Finding 3: Surprise Is Rare
Only 11 out of 100 conversations produced something the user described as genuinely surprising — an insight they hadn't considered, a connection they hadn't made, a perspective that shifted their thinking.
This is the saddest number. Not because AI can't surprise — it can. But because the way most people interact with AI prevents surprise. You have to create the conditions for surprise: ask open questions, explore unfamiliar territory, invite challenge. If you only delegate, you'll only get what you already know you wanted.
Finding 4: Length Correlates With Insight
When I cross-referenced conversation length with surprise rate, the pattern was clear:
| Conversation length | Surprise rate |
|---|---|
| 1–2 exchanges | 3% |
| 3–4 exchanges | 8% |
| 5–8 exchanges | 29% |
| 9+ exchanges | 63% |
Conversations with 5+ exchanges were 10x more likely to produce a genuine surprise than 1–2 exchange conversations. Not because longer is inherently better — but because depth creates the conditions for novel connections.
The most valuable insights don't come from AI's first response. They come from the fourth or fifth exchange, after the initial framing has been questioned and refined.
Finding 5: Pushback Is the Strongest Predictor
This was the most important finding.
In conversations where the human pushed back on AI's response at least once — challenged an assumption, asked for the opposite argument, said "I'm not sure that's right" — the surprise rate was 41%.
In conversations without any pushback: 4%.
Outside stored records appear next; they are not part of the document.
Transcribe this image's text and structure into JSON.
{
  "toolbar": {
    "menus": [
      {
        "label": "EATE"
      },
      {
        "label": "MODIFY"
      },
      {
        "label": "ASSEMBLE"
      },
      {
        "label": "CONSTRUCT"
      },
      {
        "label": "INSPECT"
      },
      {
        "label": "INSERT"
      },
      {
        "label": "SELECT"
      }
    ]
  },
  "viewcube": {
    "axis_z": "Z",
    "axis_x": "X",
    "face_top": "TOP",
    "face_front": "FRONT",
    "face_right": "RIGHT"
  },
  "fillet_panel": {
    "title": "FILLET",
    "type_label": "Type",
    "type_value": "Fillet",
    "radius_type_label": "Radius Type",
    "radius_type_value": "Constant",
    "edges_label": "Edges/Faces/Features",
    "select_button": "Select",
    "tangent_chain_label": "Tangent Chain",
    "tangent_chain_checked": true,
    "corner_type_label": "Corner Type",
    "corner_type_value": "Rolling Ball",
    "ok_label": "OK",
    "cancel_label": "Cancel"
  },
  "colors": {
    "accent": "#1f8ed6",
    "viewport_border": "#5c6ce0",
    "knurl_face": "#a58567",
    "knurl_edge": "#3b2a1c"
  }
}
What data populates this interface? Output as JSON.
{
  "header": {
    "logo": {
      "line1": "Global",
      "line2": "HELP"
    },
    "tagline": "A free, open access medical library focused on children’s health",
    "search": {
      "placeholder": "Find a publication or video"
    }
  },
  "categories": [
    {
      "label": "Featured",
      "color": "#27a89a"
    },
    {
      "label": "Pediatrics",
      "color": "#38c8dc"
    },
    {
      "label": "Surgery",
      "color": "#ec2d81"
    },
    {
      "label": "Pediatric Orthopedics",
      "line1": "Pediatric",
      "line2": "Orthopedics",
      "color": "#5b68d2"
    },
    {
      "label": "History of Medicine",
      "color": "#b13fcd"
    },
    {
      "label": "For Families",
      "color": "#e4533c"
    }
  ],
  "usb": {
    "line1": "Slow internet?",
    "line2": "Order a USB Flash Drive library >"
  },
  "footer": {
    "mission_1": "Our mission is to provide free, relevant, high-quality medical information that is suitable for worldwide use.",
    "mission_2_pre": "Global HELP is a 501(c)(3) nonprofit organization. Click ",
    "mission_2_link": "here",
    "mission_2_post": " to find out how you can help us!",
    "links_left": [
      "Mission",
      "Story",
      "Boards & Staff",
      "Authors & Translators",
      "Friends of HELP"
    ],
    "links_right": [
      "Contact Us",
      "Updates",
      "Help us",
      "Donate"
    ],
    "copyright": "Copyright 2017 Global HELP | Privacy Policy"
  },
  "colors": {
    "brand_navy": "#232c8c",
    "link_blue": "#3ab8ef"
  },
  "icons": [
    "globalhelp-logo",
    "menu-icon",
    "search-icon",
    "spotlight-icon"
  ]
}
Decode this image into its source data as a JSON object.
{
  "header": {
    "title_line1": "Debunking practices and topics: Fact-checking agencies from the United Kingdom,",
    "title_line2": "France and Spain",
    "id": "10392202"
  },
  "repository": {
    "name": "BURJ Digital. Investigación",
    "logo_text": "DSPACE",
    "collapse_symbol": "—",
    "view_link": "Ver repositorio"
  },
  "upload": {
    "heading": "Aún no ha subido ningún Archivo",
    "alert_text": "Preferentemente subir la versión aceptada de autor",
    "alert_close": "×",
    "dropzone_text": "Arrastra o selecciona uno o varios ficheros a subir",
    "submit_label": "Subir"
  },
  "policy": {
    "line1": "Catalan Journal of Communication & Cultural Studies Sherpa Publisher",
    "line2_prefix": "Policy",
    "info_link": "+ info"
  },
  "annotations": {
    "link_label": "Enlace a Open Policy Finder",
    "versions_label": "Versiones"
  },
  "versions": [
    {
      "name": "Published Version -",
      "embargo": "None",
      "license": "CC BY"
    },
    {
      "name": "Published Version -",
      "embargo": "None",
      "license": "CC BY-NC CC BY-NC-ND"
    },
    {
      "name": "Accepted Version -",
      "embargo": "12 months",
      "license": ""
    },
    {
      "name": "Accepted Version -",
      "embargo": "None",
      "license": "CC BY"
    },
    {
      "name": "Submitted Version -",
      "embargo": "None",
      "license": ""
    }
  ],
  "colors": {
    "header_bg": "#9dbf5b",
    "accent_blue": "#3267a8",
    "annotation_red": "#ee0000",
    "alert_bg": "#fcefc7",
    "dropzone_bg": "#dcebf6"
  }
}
That's a 10x difference. One single behavior — pushing back — predicted insight quality better than conversation length, topic complexity, or prompt sophistication.
Example
A product manager got AI's recommendation for a pricing change. Instead of accepting, she said: "That assumes our users are price-sensitive. What if they're not? What if the real barrier is trust, not price?" That pushback led to a completely different analysis. AI mapped out a trust-building strategy that included transparent pricing (higher, but with guarantees). The new approach outperformed the original recommendation by 2x in conversion.
What This Means
The 100 conversations told a consistent story. Most people interact with AI in the shallowest possible way — short, delegation-focused, no pushback. And the conversations that produce the most value look completely different — longer, more exploratory, with active human engagement.
The gap between how most people use AI and how they could use it isn't small. It's a 10x gap in insight quality, sitting right there in the data.
What You Can Do With This
Three specific changes based on the data:
- 1.Add two more exchanges. Whatever your conversation length default is, add two. Ask a follow-up. Push on something.
- 2.Push back once. Before accepting AI's response, challenge one part of it. Even if you agree — challenge it anyway. See what happens.
- 3.Try a non-delegation mode once per day. Instead of "do this," try "what am I not seeing about this?" Just once.
If you want to see your own patterns across multiple conversations — that's exactly what we built the AI Leverage Mirror for. Paste a conversation. See where you fall on these dimensions.
But the three changes above will shift your results even without any tool.